Campo visual: Definição (Área total da visão, Visão central + periférica); Exames (Perimetria/campimetria, Prova de confrontação); Alterações (Glaucoma (periférica), Hemianopsia (metade do campo)); Distinções (Acuidade visual (nitidez central), Estruturas anatômicas (córnea, vítreo))
Alternativa A — ✅ Correta ⟵ GABARITO
A alternativa define corretamente o campo visual como a área total da visão. Essa é a definição clássica: o campo visual é todo o espaço que o olho percebe quando fixa o olhar em um ponto, incluindo tanto a visão central (responsável pela leitura e reconhecimento de detalhes) quanto a visão periférica (responsável pela percepção de movimento e orientação espacial). O enunciado já contextualiza que a baixa visão pode comprometer a visão central ou a periférica, e a alternativa A captura exatamente essa totalidade.
Alternativa B — ❌ Incorreta
A alternativa confunde o campo visual com a capacidade de utilizar os resíduos visuais, que é um conceito relacionado à reabilitação visual de pessoas com baixa visão. O modo de utilizar os resíduos visuais refere-se a estratégias e técnicas para aproveitar ao máximo a visão remanescente, não à definição do campo visual em si. Essa é uma confusão comum entre o conceito anatômico-funcional (campo visual) e a abordagem de reabilitação.
Alternativa C — ❌ Incorreta
A alternativa descreve uma estrutura anatômica do olho — o espaço entre a retina e o cristalino, que corresponde à cavidade vítrea, preenchida pelo humor vítreo. O campo visual não é uma estrutura física, mas sim uma função visual. Essa alternativa tenta confundir o aluno ao misturar anatomia ocular com o conceito funcional de campo visual.
Alternativa D — ❌ Incorreta
A alternativa limita o campo visual apenas às áreas de visão lateral, ou seja, à visão periférica. Embora a visão periférica seja um componente importante do campo visual, ela não é a totalidade. O campo visual inclui tanto a visão central quanto a periférica, como corretamente definido na alternativa A. Essa alternativa apresenta uma definição incompleta, focando apenas em uma parte do conceito.

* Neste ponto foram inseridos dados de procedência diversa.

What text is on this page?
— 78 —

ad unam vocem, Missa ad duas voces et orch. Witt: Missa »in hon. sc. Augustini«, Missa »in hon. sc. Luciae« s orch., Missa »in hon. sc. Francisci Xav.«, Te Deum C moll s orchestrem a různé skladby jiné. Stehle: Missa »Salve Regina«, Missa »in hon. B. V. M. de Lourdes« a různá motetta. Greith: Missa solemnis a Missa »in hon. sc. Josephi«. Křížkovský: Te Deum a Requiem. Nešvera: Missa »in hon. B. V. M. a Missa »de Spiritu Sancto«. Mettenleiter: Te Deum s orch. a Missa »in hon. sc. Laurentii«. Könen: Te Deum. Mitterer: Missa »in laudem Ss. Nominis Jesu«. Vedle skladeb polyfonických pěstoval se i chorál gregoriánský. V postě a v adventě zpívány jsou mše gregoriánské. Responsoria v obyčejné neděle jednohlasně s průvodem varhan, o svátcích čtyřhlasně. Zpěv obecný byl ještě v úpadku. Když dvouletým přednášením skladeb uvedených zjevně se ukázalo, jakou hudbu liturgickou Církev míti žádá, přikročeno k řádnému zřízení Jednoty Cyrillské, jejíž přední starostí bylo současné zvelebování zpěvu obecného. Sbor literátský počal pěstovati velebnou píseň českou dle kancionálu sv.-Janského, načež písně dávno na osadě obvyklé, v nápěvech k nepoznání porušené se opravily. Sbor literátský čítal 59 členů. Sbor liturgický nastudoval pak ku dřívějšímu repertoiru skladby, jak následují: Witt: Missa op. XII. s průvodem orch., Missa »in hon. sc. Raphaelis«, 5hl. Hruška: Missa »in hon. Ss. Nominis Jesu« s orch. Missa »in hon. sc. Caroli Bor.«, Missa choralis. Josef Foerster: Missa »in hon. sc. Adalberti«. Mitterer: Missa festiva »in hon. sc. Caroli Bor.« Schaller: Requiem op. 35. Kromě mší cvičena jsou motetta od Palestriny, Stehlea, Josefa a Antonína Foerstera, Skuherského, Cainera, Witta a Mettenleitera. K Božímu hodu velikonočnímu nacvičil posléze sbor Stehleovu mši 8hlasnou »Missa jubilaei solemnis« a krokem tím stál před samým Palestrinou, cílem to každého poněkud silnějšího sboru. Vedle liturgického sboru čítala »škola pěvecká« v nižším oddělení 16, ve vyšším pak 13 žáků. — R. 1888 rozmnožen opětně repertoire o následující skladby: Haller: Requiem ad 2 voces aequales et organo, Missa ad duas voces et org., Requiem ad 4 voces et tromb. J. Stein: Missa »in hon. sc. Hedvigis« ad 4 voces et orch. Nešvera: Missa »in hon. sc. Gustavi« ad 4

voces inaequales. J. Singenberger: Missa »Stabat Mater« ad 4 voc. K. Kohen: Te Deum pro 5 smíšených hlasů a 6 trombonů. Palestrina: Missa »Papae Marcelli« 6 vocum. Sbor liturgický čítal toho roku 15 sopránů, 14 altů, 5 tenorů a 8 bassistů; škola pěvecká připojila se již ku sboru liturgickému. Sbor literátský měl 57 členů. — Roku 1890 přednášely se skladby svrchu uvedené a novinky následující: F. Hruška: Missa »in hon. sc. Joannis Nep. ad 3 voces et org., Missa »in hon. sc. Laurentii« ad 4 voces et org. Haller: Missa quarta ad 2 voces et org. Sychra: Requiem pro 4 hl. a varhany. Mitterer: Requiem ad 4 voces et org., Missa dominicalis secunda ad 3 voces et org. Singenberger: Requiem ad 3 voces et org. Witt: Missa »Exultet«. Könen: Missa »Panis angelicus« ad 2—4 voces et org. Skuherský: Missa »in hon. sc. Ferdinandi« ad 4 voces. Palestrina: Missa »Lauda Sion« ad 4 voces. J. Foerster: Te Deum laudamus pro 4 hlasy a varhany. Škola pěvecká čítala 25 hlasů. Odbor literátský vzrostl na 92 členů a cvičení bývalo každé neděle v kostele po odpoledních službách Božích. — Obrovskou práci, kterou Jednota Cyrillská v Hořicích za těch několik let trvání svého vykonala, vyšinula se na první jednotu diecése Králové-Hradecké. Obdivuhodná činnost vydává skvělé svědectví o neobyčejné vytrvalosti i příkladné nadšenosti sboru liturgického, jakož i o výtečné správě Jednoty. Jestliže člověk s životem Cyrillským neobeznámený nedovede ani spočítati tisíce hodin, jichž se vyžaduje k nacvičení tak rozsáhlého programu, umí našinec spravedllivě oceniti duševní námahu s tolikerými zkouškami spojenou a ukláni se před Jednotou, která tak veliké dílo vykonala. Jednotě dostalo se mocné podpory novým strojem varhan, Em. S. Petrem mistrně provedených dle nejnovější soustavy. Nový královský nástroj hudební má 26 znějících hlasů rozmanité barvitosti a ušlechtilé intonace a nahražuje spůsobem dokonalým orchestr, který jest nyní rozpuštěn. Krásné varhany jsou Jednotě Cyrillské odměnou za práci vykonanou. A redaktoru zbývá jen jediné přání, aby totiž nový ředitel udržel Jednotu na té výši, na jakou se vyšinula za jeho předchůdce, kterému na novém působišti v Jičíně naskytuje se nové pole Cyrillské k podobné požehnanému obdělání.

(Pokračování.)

Alternativa E — ❌ Incorreta
A alternativa refere-se à córnea, que é a estrutura transparente localizada na parte frontal do olho, responsável pela refração da luz. A córnea não tem relação direta com a definição de campo visual, que é uma função da retina e das vias ópticas. Essa alternativa tenta confundir o aluno ao mencionar uma estrutura ocular que não está envolvida na percepção do campo visual.
NÃO CAIA NESSA!
A banca explora a confusão entre o conceito funcional de campo visual e as estruturas anatômicas do olho (córnea, espaço entre retina e cristalino) ou funções específicas (visão lateral, uso de resíduos visuais). O candidato que não domina a definição exata pode ser induzido a escolher uma alternativa que menciona uma estrutura ocular, quando na verdade o campo visual é a área total da visão. Com treino, você identifica rapidamente que a questão cobra a definição conceitual, não anatomia.